By Meaghan Richens
Ontario Premier Kathleen Wynne took questions from a rowdy crowd at a recent town hall event in Ottawa.
More than 300 people packed an auditorium and overflowed into the lobby at Ben Franklin Place in Nepean at the Jan. 18 event.
The bear-pit session took place just a week before allegations of sexual misconduct against provincial Progressive Conservative leader Patrick Brown — whose party had been leading the polls for months ahead this year’s June 7 Ontario election — toppled Wynne’s main political opponent.
In her first town hall of the new year and her third one in recent months, Wynne took questions from the audience for about 90 minutes.
With the provincial vote less than five months away, Wynne fielded questions on marijuana legalization, the highly controversial minimum-wage hike to $14/hour and other high-profile issues.

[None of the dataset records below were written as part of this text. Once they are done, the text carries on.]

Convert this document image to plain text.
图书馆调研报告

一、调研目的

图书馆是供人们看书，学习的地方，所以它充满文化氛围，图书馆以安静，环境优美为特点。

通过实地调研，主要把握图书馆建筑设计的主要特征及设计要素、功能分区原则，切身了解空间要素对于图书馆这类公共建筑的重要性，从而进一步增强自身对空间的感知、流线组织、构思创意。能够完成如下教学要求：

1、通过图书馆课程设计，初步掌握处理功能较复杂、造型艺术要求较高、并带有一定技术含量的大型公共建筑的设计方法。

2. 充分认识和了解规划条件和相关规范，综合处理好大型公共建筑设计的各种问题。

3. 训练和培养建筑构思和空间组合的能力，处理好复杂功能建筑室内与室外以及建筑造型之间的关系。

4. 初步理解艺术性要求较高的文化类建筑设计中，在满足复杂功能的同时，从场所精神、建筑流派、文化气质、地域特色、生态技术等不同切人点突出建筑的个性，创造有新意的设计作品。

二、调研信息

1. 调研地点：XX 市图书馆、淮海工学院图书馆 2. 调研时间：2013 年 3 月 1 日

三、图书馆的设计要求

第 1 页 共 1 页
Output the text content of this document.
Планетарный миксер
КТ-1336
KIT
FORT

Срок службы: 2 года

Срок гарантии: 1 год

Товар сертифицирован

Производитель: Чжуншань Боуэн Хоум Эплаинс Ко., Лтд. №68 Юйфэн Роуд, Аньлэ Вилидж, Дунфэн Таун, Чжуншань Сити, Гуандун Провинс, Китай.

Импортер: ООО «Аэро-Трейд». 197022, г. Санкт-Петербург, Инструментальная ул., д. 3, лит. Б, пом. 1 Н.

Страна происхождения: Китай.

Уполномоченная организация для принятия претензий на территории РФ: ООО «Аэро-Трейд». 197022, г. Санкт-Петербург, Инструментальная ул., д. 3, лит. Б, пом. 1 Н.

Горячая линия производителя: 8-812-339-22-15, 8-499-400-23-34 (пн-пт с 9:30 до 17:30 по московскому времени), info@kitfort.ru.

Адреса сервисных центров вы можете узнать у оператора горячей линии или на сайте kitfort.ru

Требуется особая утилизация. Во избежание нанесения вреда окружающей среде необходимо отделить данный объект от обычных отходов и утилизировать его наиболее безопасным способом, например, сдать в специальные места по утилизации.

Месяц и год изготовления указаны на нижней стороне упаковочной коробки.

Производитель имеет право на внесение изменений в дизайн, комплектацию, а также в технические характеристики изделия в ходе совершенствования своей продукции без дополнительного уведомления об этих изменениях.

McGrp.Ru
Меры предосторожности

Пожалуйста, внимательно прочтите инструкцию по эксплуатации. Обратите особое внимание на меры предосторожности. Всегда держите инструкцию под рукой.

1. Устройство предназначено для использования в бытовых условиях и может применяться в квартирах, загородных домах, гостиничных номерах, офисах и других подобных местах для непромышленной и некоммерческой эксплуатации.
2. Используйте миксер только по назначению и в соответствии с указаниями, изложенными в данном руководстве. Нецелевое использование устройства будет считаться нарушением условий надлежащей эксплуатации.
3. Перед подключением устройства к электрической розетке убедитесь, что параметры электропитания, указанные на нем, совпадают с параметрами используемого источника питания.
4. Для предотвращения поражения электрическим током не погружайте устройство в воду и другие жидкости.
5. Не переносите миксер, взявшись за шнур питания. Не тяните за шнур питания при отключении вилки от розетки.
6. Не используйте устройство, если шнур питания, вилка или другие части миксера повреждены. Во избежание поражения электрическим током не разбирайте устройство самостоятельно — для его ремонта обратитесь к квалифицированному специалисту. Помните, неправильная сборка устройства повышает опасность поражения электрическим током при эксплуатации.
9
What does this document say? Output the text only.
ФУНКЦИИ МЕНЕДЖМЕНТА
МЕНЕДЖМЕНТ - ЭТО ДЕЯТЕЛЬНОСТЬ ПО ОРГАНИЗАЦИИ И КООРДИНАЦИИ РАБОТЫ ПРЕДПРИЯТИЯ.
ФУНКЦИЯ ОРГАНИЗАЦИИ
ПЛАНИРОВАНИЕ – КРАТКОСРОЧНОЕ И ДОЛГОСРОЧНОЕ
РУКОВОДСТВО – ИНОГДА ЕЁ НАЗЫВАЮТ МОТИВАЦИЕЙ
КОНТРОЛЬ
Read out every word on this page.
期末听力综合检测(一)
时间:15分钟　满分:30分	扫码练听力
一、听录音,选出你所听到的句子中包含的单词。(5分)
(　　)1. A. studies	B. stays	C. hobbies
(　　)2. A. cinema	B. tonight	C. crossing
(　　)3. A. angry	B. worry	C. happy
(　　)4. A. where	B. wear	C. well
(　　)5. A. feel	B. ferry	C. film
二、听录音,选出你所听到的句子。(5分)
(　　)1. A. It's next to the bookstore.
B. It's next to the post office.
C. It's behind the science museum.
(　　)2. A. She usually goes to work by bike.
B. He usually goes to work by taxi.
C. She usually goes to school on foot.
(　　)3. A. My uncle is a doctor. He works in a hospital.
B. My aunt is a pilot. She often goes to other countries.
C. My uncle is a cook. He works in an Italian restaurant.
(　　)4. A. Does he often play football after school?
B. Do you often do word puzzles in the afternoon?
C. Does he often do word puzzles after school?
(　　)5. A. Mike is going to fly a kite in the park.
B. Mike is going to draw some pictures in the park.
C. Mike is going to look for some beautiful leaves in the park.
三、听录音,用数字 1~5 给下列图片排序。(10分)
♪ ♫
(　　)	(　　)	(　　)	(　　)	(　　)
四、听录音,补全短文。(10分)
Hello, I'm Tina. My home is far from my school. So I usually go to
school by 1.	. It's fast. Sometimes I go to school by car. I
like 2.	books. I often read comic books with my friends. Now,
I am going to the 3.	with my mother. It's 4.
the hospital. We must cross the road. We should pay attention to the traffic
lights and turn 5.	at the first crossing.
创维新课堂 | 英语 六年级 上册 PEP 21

The question period was moderated by Cherlyn Jensen, president of Algonquin College.
The first subject of the evening was the province-wide faculty strike that saw 500,000 college students — including those at Algonquin — out of class for five weeks.
Wynne expressed regret for students who were caught up in the middle of negotiations.
“I believe in the collective bargaining process,” said Wynne, but she admitted that it was a learning experience for “how we can do this differently.”
Several audience members expressed concern about incoming marijuana legalization legislation.
“It is a big shift,” Wynne said, but emphasized that the safety of youth is a priority.
“At the heart of it is the attempt to make it safer,” Wynne said of the provincial marijuana legislation. “If we can undercut the black market, if we can put in place some of the controls that are in place around alcohol for example . . . And there’s more education, because I think that is a big key. We have not done a systematic education of people about what is in the marijuana that’s available today and how it is safely used.”
Bob Farmer, representing the Canadian Federation of Pensioners, asked if pensioners will be protected.
“My priority and focus would be to make sure that people who have saved all their lives and paid into a pension plan are treated fairly,” Wynne said.
A larger challenge, said Wynne, are the “many, many people who don’t have a pension at all.”
The subject of elder abuse in long-term care facilities came up more than once.
“Elder abuse…When will it stop and when will the ministry release an honest survey of the nursing homes and abuse in this province?” asked local resident Shirley Mosley.
“There is not a person in this room or in the lobby who doesn’t believe that we need to treat, in our society, elderly, vulnerable people with respect, with gentleness,” Wynne responded.
“We have increased vigilance,” responded Wynne. “We have increased the tools that the ministry and the healthcare system have to monitor what goes on in our long-term care and retirement homes.”
As the evening went on, the crowd grew more raucous.
As one man began to ask a question in French, someone in the crowd shouted: “English!”
At another point, a young man compared Wynne’s minimum-wage increase as “akin to socialism, which destroyed Russia under the Soviet Union.”
As Wynne thanked everyone for coming, a heckler interrupted, shouting, “You’re ruining our province!”
“There are lots of strong feelings about these subjects. That’s why I’m here,” said Wynne. “Because we have strong feelings about the things that we believe in. I need to hear those and I need to understand the issues.”